Monday, March 27, 2006

Losing One's Head

Issue 14.04 - April 2006
WIRED magazine
Losing One's Head

It's a story as strange as anything PKD ever wrote - a body of work that includes the short stories behind the movies Blade Runner, Total Recall, and A Scanner Darkly. It involves, naturally, a robot, a group of confused humans, and a series of misunderstandings. The head was built by David Hanson, founder of Hanson Robotics. The self-described sculptor-roboticist, who has a degree from the Rhode Island School of Design and did some undergrad work in AI, specializes in creating amazingly realistic robot faces sheathed in a rubbery polymer he calls f'rubber. The bots have a wide range of facial expressions driven by dozens of tiny servomotors. They make eye contact with passersby through motion-tracking machine vision and can engage in complex conversations via AI speech software. They even recognize familiar faces.

It was PKD - the author - who drew Hanson to robotics in the first place. "Reading books like Valis motivated me to build robots that would help save humans from their own destructive tendencies," he says.

The creator of several robots, including the Albert Einstein head for the bot that appeared on the cover of Wired in January, Hanson spent $25,000 of his own money building his hero.

Hanson and software developer Andrew Olney studied the author's life and used his novels - particularly We Can Build You - as a blueprint for applying PKD's personality to the robot. The head won first place in a competition sponsored by the American Association for Artificial Intelligence, and the Smithsonian was planning to exhibit it this fall.
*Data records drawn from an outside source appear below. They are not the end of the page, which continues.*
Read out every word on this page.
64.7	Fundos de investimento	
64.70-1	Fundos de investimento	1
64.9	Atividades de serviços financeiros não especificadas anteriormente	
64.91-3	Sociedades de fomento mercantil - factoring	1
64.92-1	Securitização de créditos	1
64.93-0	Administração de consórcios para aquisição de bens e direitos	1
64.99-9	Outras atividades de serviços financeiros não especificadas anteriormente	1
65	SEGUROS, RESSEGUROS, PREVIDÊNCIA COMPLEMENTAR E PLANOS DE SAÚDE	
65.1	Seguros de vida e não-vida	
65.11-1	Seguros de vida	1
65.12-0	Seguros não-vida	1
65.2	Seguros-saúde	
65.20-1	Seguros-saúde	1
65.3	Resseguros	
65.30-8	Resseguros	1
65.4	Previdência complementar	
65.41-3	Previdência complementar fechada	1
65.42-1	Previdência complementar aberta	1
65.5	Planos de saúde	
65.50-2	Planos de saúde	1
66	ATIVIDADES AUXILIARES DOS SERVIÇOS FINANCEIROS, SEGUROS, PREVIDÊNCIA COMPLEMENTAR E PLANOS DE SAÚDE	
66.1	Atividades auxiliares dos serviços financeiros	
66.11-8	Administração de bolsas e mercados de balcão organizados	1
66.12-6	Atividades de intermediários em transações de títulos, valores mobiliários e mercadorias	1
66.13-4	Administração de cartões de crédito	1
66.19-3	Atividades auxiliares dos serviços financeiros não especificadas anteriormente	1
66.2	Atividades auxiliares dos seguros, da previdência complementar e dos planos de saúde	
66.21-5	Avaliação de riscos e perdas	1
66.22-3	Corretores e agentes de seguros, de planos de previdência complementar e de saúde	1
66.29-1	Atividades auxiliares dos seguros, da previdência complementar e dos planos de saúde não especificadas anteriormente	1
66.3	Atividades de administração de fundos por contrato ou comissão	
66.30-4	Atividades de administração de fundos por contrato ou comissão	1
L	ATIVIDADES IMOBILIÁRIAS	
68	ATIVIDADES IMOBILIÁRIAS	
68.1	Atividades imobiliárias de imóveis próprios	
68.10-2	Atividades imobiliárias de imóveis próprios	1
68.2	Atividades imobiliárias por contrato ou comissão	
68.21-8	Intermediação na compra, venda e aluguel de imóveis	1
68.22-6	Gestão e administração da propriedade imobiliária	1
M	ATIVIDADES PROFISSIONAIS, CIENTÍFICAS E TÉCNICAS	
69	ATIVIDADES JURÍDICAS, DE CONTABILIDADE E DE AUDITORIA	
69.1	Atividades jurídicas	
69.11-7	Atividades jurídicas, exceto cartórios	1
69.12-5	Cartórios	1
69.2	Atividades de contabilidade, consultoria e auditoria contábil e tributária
Until December, that is, when Google invited Hanson and Olney to demo the PKD head at company headquarters in Silicon Valley. Hanson had been traveling for weeks, making two trips to Asia and pulling 15 all-nighters in 40 days. "I got on the plane in Dallas at 5 in the morning, after getting maybe 45 minutes of sleep the night before," he recalls. "I stuck the bag containing the robot head in the overhead bin and fell asleep. I didn't even know we were changing planes in Las Vegas. The flight attendant woke me up, and I walked off the plane in a fog - with the robot head still in the overhead bin."

When Hanson arrived at the San Francisco airport, he finally realized he had left his bot behind. Hanson was determined not to lose his head, having already lost Philip K. Dick's. "I thought, 'OK, OK, everything's going to be cool; they're going to find this bag,'" he says. "There's no mistaking this bag - it's got a robot head in it. When you open it, it's just wires and flesh and a bearded dude's face."

On the ground, Hanson says, America West officials told him that the plane carrying PKD was en route to Orange County; the crew would look for his robot when it landed. They said PKD had turned up at the Las Vegas airport after all. It was packed in a secure box and would be put on the next flight to SFO. The flight landed safely, but the head didn't. Somewhere over the Sierra Nevada, it had vanished.

America West officials say they've looked everywhere and that the search continues. If the head doesn't reappear, they told Hanson, they may consider a "happy ending" scenario, like sponsoring a new bot. In the meantime, the head could be resting on a warehouse shelf at an Alabama salvage company that buys items unclaimed after 30 days. Hanson suspects the head was either stolen by an unscrupulous baggage handler or fell victim to an overzealous security guard who called in a bomb squad. "That would be a really strange ending," Hanson says, "if the head of a Philip K. Dick robot wound up being exploded by another robot."